Nevertheless, a complete lack of regulation of stem cell therapies – as is seen in many of the stem cell clinics springing up worldwide – is clearly problematic. Alarmingly, many clinics advertise claims related to medical diseases for which there is no scientific consensus that supports their safety or efficacy. Premature commercialization of unproven therapies not only puts patients at risk, but also jeopardizes the credibility of still-developing stem cell products.

One of the most exciting outlooks for stem cell therapy is the prospect of using one’s own stem cells for personalized medicine. Should the development of an autologous stem cell product really be regulated the same way as a pharmaceutical drug, which is aimed at treating huge populations of people? If not, how should stem cell products be regulated?

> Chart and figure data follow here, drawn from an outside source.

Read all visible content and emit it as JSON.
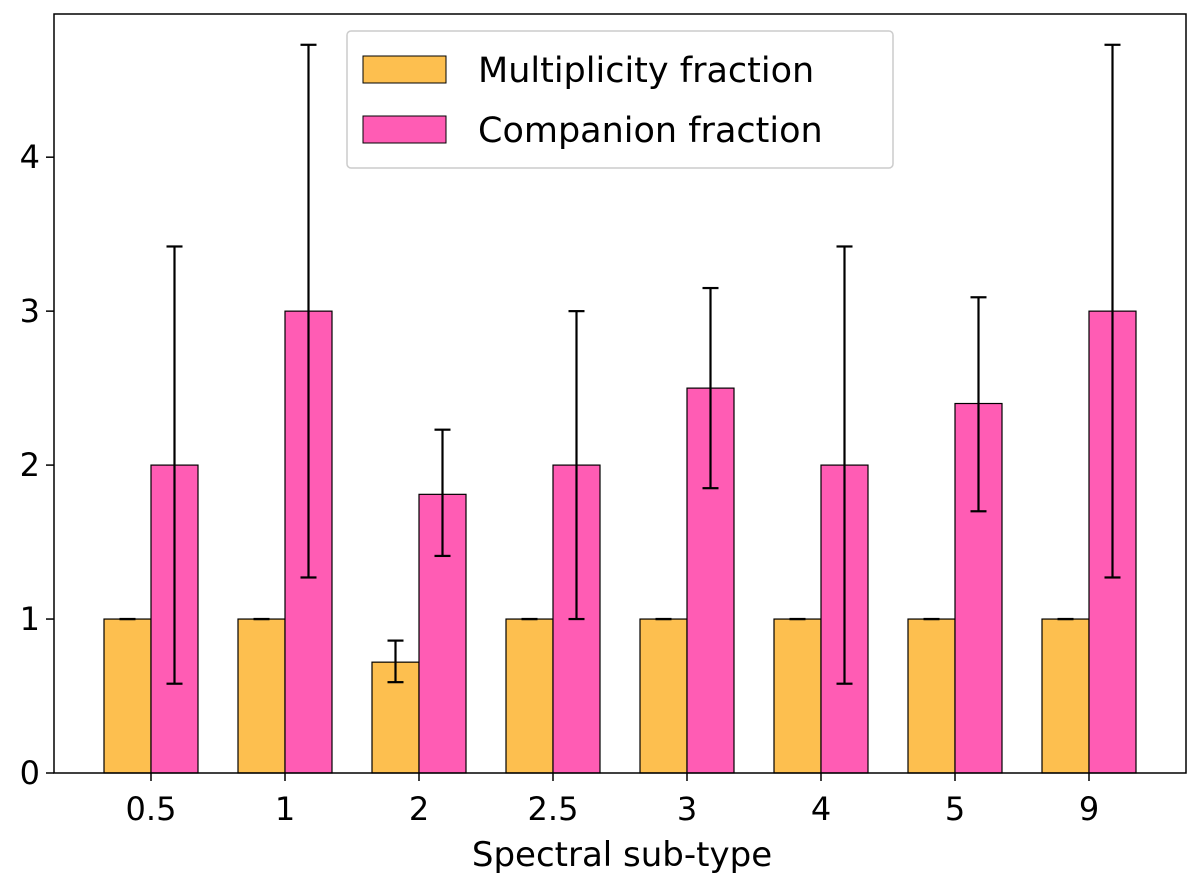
{
  "chart_data": {
    "type": "bar",
    "title": "",
    "xlabel": "Spectral sub-type",
    "ylabel": "",
    "categories": [
      "0.5",
      "1",
      "2",
      "2.5",
      "3",
      "4",
      "5",
      "9"
    ],
    "ylim": [
      0,
      4.93
    ],
    "yticks": [
      "0",
      "1",
      "2",
      "3",
      "4"
    ],
    "series": [
      {
        "name": "Multiplicity fraction",
        "color": "#FDBF4F",
        "values": [
          1,
          1,
          0.72,
          1,
          1,
          1,
          1,
          1
        ],
        "err_low": [
          1,
          1,
          0.59,
          1,
          1,
          1,
          1,
          1
        ],
        "err_high": [
          1,
          1,
          0.86,
          1,
          1,
          1,
          1,
          1
        ]
      },
      {
        "name": "Companion fraction",
        "color": "#FF5CB4",
        "values": [
          2,
          3,
          1.81,
          2,
          2.5,
          2,
          2.4,
          3
        ],
        "err_low": [
          0.58,
          1.27,
          1.41,
          1.0,
          1.85,
          0.58,
          1.7,
          1.27
        ],
        "err_high": [
          3.42,
          4.73,
          2.23,
          3.0,
          3.15,
          3.42,
          3.09,
          4.73
        ]
      }
    ],
    "legend": {
      "location": "top-center",
      "entries": [
        "Multiplicity fraction",
        "Companion fraction"
      ]
    }
  }
}
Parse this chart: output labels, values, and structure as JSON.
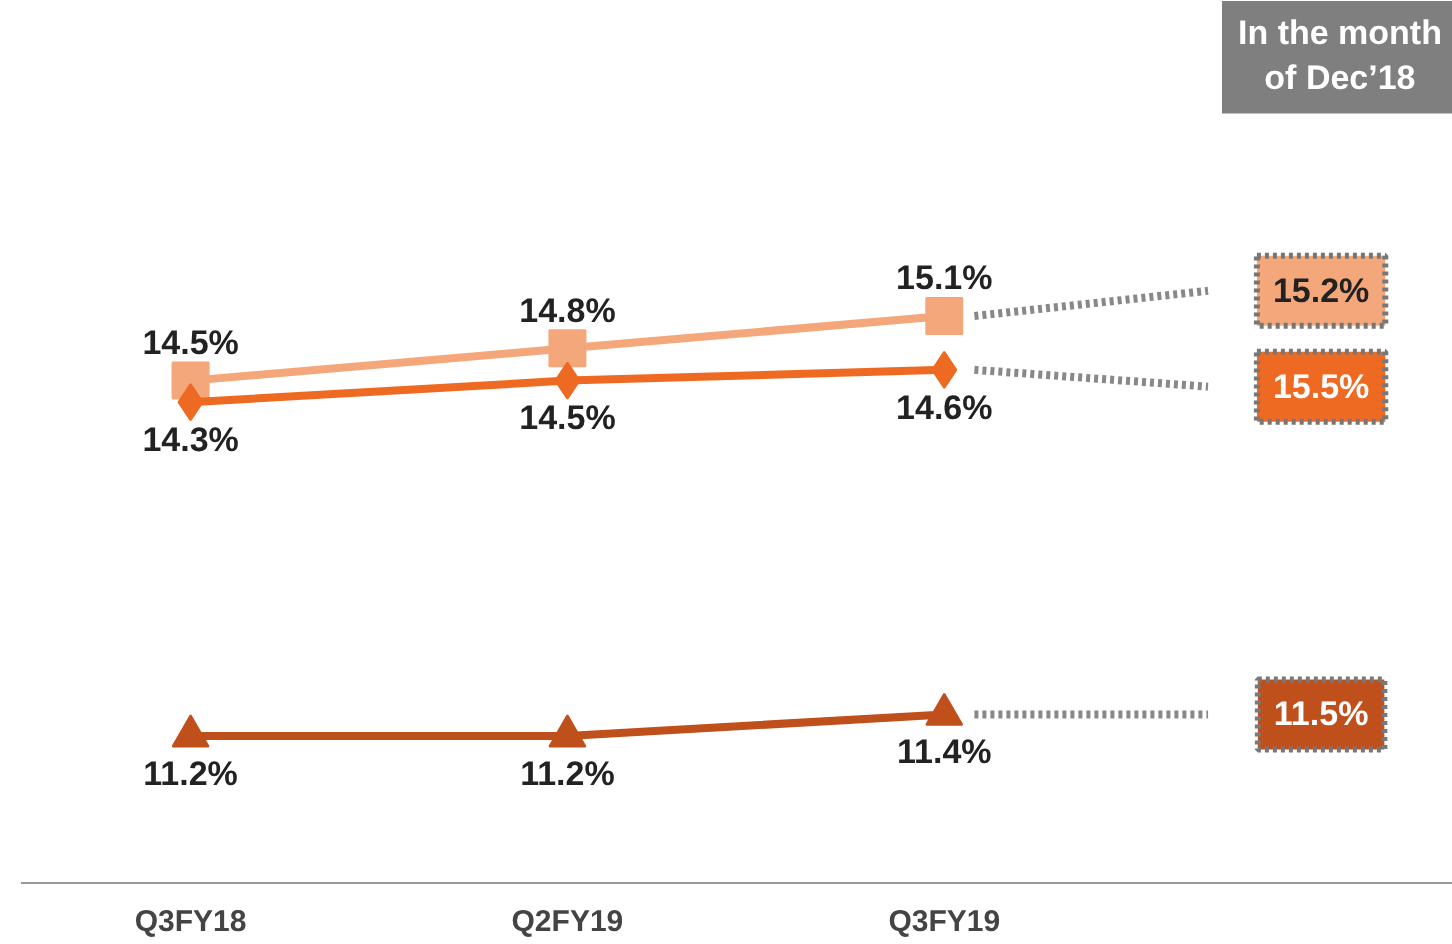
{
  "chart_data": {
    "type": "line",
    "categories": [
      "Q3FY18",
      "Q2FY19",
      "Q3FY19"
    ],
    "series": [
      {
        "color": "#f4a77a",
        "marker": "square",
        "values": [
          14.5,
          14.8,
          15.1
        ],
        "value_labels": [
          "14.5%",
          "14.8%",
          "15.1%"
        ]
      },
      {
        "color": "#ee6a22",
        "marker": "diamond",
        "values": [
          14.3,
          14.5,
          14.6
        ],
        "value_labels": [
          "14.3%",
          "14.5%",
          "14.6%"
        ]
      },
      {
        "color": "#c0501b",
        "marker": "triangle",
        "values": [
          11.2,
          11.2,
          11.4
        ],
        "value_labels": [
          "11.2%",
          "11.2%",
          "11.4%"
        ]
      }
    ],
    "annotations": [
      "In the month\nof Dec’18",
      "15.2%",
      "15.5%",
      "11.5%"
    ],
    "grid": false
  }
}
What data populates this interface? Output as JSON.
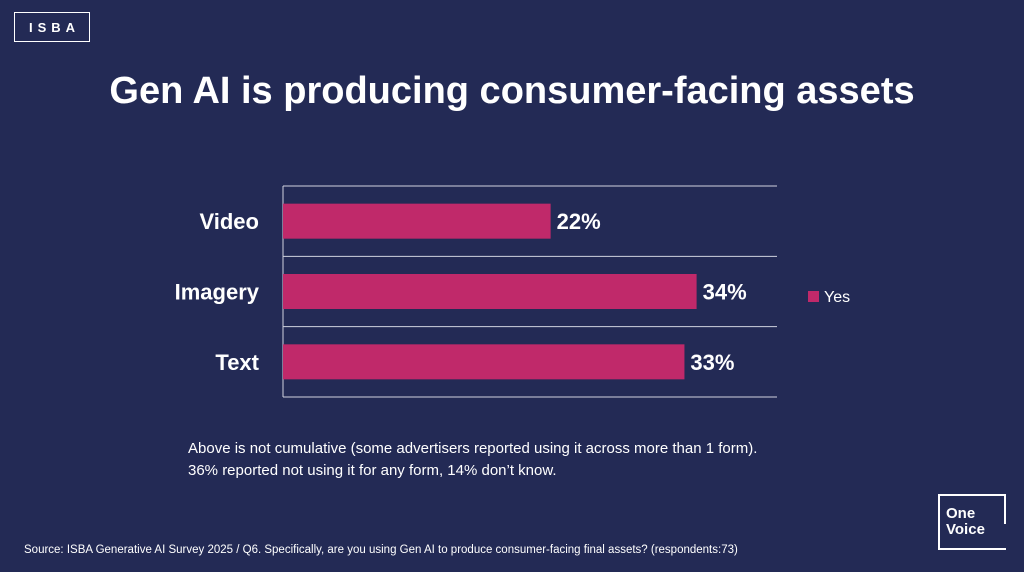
{
  "logo": {
    "text": "ISBA"
  },
  "title": "Gen AI is producing consumer-facing assets",
  "chart_data": {
    "type": "bar",
    "orientation": "horizontal",
    "categories": [
      "Video",
      "Imagery",
      "Text"
    ],
    "series": [
      {
        "name": "Yes",
        "values": [
          22,
          34,
          33
        ],
        "color": "#c0296a"
      }
    ],
    "value_suffix": "%",
    "xlim": [
      0,
      40
    ],
    "grid": true,
    "legend": "right"
  },
  "notes": [
    "Above is not cumulative (some advertisers reported using it across more than 1 form).",
    "36% reported not using it for any form, 14% don’t know."
  ],
  "source": "Source: ISBA Generative AI Survey 2025 / Q6. Specifically, are you using Gen AI to produce consumer-facing final assets?  (respondents:73)",
  "badge": {
    "line1": "One",
    "line2": "Voice"
  }
}
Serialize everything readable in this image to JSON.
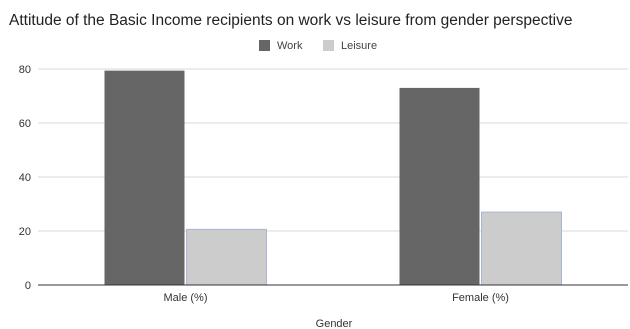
{
  "chart_data": {
    "type": "bar",
    "title": "Attitude of the Basic Income recipients on work vs leisure from gender perspective",
    "xlabel": "Gender",
    "ylabel": "",
    "categories": [
      "Male (%)",
      "Female (%)"
    ],
    "series": [
      {
        "name": "Work",
        "values": [
          79.4,
          73.0
        ],
        "color": "#666666"
      },
      {
        "name": "Leisure",
        "values": [
          20.6,
          27.0
        ],
        "color": "#cccccc"
      }
    ],
    "ylim": [
      0,
      80
    ],
    "yticks": [
      "0",
      "20",
      "40",
      "60",
      "80"
    ],
    "grid": true,
    "legend_position": "top"
  }
}
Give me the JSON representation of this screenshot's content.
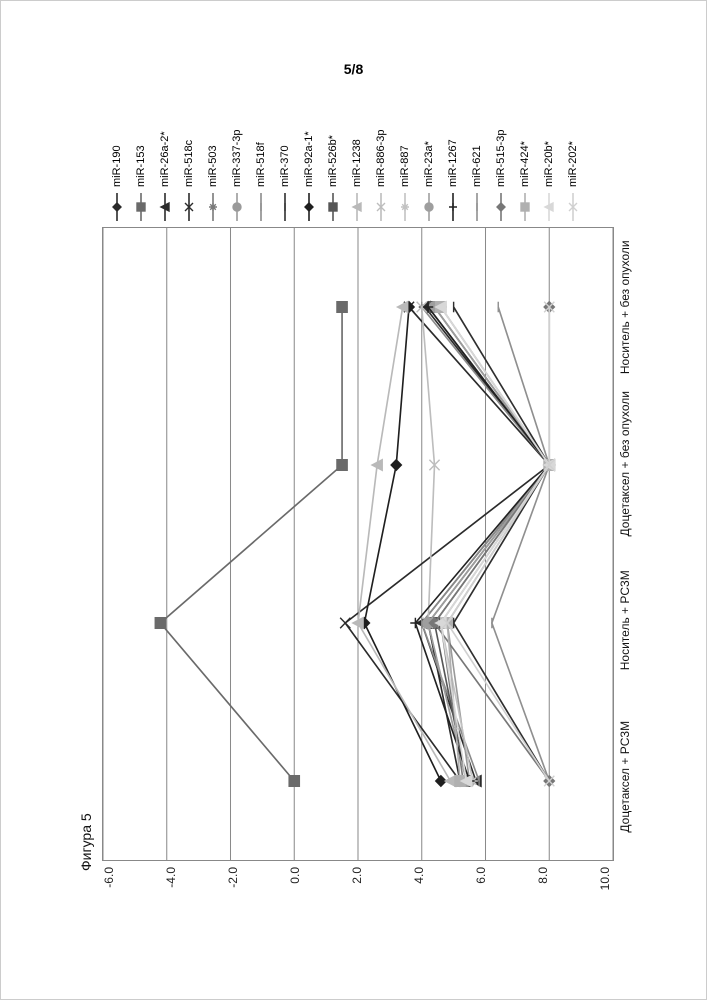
{
  "page_number": "5/8",
  "figure_title": "Фигура 5",
  "chart": {
    "type": "line",
    "ylim": [
      -6,
      10
    ],
    "yticks": [
      -6,
      -4,
      -2,
      0,
      2,
      4,
      6,
      8,
      10
    ],
    "ytick_labels": [
      "-6.0",
      "-4.0",
      "-2.0",
      "0.0",
      "2.0",
      "4.0",
      "6.0",
      "8.0",
      "10.0"
    ],
    "background_color": "#ffffff",
    "grid_color": "#8a8a8a",
    "axis_color": "#555555",
    "categories": [
      "Доцетаксел + PC3M",
      "Носитель + PC3M",
      "Доцетаксел + без опухоли",
      "Носитель + без опухоли"
    ],
    "label_fontsize": 12,
    "line_width": 1.6,
    "marker_size": 5,
    "series": [
      {
        "name": "miR-190",
        "color": "#2b2b2b",
        "marker": "diamond",
        "values": [
          5.2,
          4.2,
          8.0,
          4.2
        ]
      },
      {
        "name": "miR-153",
        "color": "#6a6a6a",
        "marker": "square",
        "values": [
          0.0,
          -4.2,
          1.5,
          1.5
        ]
      },
      {
        "name": "miR-26a-2*",
        "color": "#2b2b2b",
        "marker": "triangle",
        "values": [
          5.7,
          4.0,
          8.0,
          4.1
        ]
      },
      {
        "name": "miR-518c",
        "color": "#2b2b2b",
        "marker": "x",
        "values": [
          5.2,
          1.6,
          8.0,
          3.6
        ]
      },
      {
        "name": "miR-503",
        "color": "#7a7a7a",
        "marker": "star",
        "values": [
          5.3,
          4.6,
          8.0,
          4.4
        ]
      },
      {
        "name": "miR-337-3p",
        "color": "#9a9a9a",
        "marker": "circle",
        "values": [
          5.5,
          4.8,
          8.0,
          4.6
        ]
      },
      {
        "name": "miR-518f",
        "color": "#8a8a8a",
        "marker": "dash",
        "values": [
          5.8,
          4.0,
          8.0,
          4.0
        ]
      },
      {
        "name": "miR-370",
        "color": "#2f2f2f",
        "marker": "dash",
        "values": [
          8.0,
          5.0,
          8.0,
          5.0
        ]
      },
      {
        "name": "miR-92a-1*",
        "color": "#1f1f1f",
        "marker": "diamond",
        "values": [
          4.6,
          2.2,
          3.2,
          3.6
        ]
      },
      {
        "name": "miR-526b*",
        "color": "#565656",
        "marker": "square",
        "values": [
          5.4,
          4.4,
          8.0,
          4.4
        ]
      },
      {
        "name": "miR-1238",
        "color": "#b9b9b9",
        "marker": "triangle",
        "values": [
          4.9,
          2.0,
          2.6,
          3.4
        ]
      },
      {
        "name": "miR-886-3p",
        "color": "#bdbdbd",
        "marker": "x",
        "values": [
          5.4,
          4.2,
          4.4,
          4.0
        ]
      },
      {
        "name": "miR-887",
        "color": "#c2c2c2",
        "marker": "star",
        "values": [
          5.6,
          4.6,
          8.0,
          4.6
        ]
      },
      {
        "name": "miR-23a*",
        "color": "#9e9e9e",
        "marker": "circle",
        "values": [
          5.4,
          4.2,
          8.0,
          4.4
        ]
      },
      {
        "name": "miR-1267",
        "color": "#222222",
        "marker": "plus",
        "values": [
          5.5,
          3.8,
          8.0,
          4.2
        ]
      },
      {
        "name": "miR-621",
        "color": "#8f8f8f",
        "marker": "dash",
        "values": [
          8.0,
          6.2,
          8.0,
          6.4
        ]
      },
      {
        "name": "miR-515-3p",
        "color": "#777777",
        "marker": "diamond",
        "values": [
          8.0,
          4.4,
          8.0,
          8.0
        ]
      },
      {
        "name": "miR-424*",
        "color": "#b0b0b0",
        "marker": "square",
        "values": [
          5.2,
          4.8,
          8.0,
          4.6
        ]
      },
      {
        "name": "miR-20b*",
        "color": "#d8d8d8",
        "marker": "triangle",
        "values": [
          5.4,
          4.6,
          8.0,
          4.6
        ]
      },
      {
        "name": "miR-202*",
        "color": "#d0d0d0",
        "marker": "x",
        "values": [
          8.0,
          4.8,
          8.0,
          8.0
        ]
      }
    ]
  }
}
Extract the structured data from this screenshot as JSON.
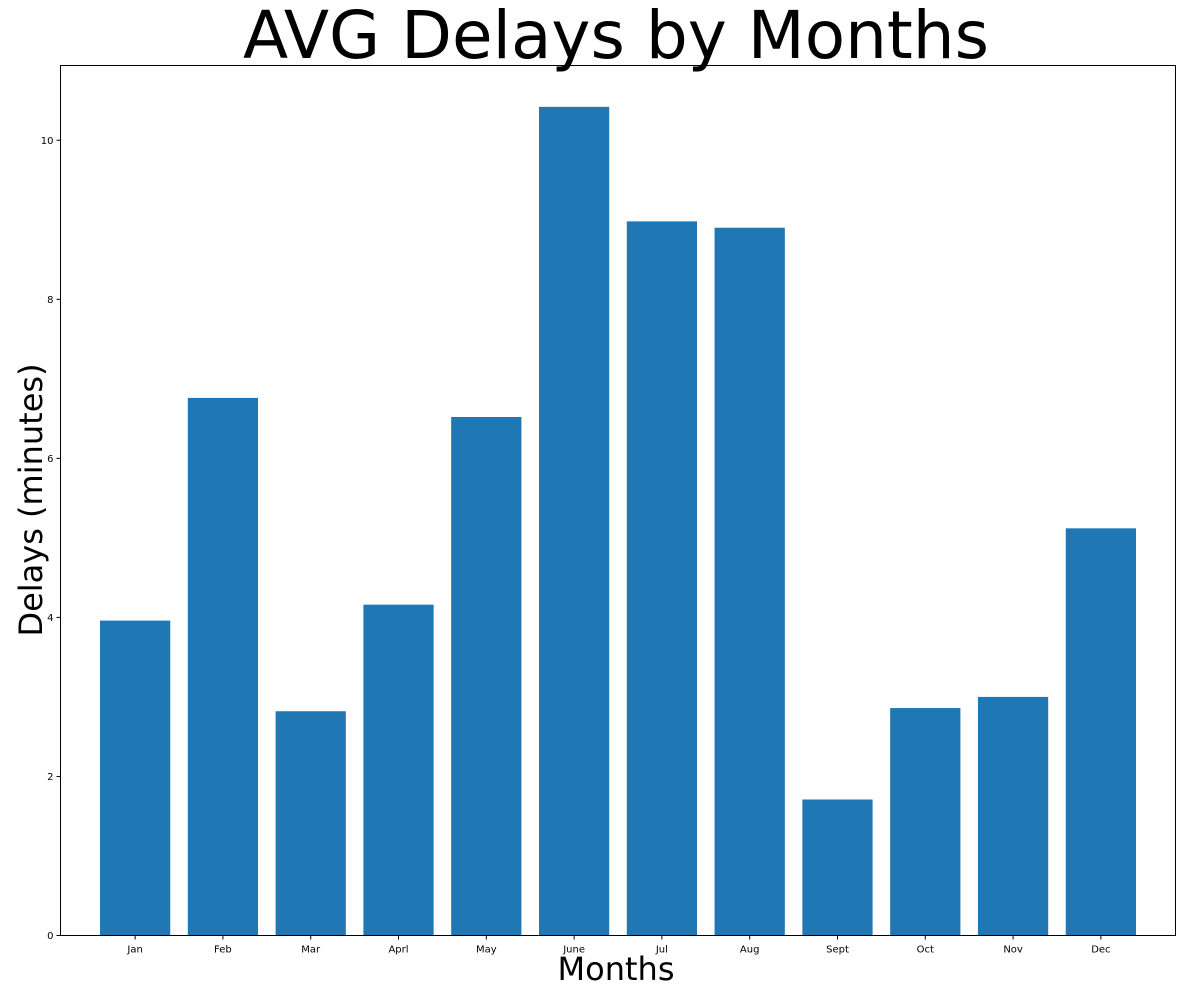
{
  "chart_data": {
    "type": "bar",
    "title": "AVG Delays by Months",
    "xlabel": "Months",
    "ylabel": "Delays (minutes)",
    "categories": [
      "Jan",
      "Feb",
      "Mar",
      "Aprl",
      "May",
      "June",
      "Jul",
      "Aug",
      "Sept",
      "Oct",
      "Nov",
      "Dec"
    ],
    "values": [
      3.96,
      6.76,
      2.82,
      4.16,
      6.52,
      10.42,
      8.98,
      8.9,
      1.71,
      2.86,
      3.0,
      5.12
    ],
    "ylim": [
      0,
      10.94
    ],
    "yticks": [
      0,
      2,
      4,
      6,
      8,
      10
    ],
    "bar_color": "#1f77b4",
    "grid": false,
    "legend": "none"
  }
}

In an effort to make the transition of novel stem cell products to the clinic more seamless, some countries have made significant changes in regulations. For instance, in 2014, Japan broke out a separate regulatory system for stem cell products that softened legislation dramatically to require only limited safety and efficacy data. Some argue that countries with softer regulations and less stringent safety and efficacy milestones, such as Japan, have poised themselves to become the likely pioneers in the field of regenerative medicine.

Regulatory frameworks for the clinical application of stem cell products are still evolving in most countries, including the U.S. In March, the Reliable and Effective Growth for Regenerative health Options that improve Wellness (REGROW) Act was introduced to congress. This change in legislation would remove some of the regulatory hurdles that hinder the progress of biologic therapies.

Regardless, the FDA needs to establish a more reasonable regulatory system that can evaluate the safety and efficacy of stem cell products in a more efficient manner.


1.  Berger, I., et al., Global Distribution of Businesses Marketing Stem Cell-Based Interventions. Cell Stem Cell, 2016. 19(2): p. 158-62.
2.  Turner, L. and P. Knoepfler, Selling Stem Cells in the USA: Assessing the Direct-to-Consumer Industry. Cell Stem Cell, 2016. 19(2): p. 154-7.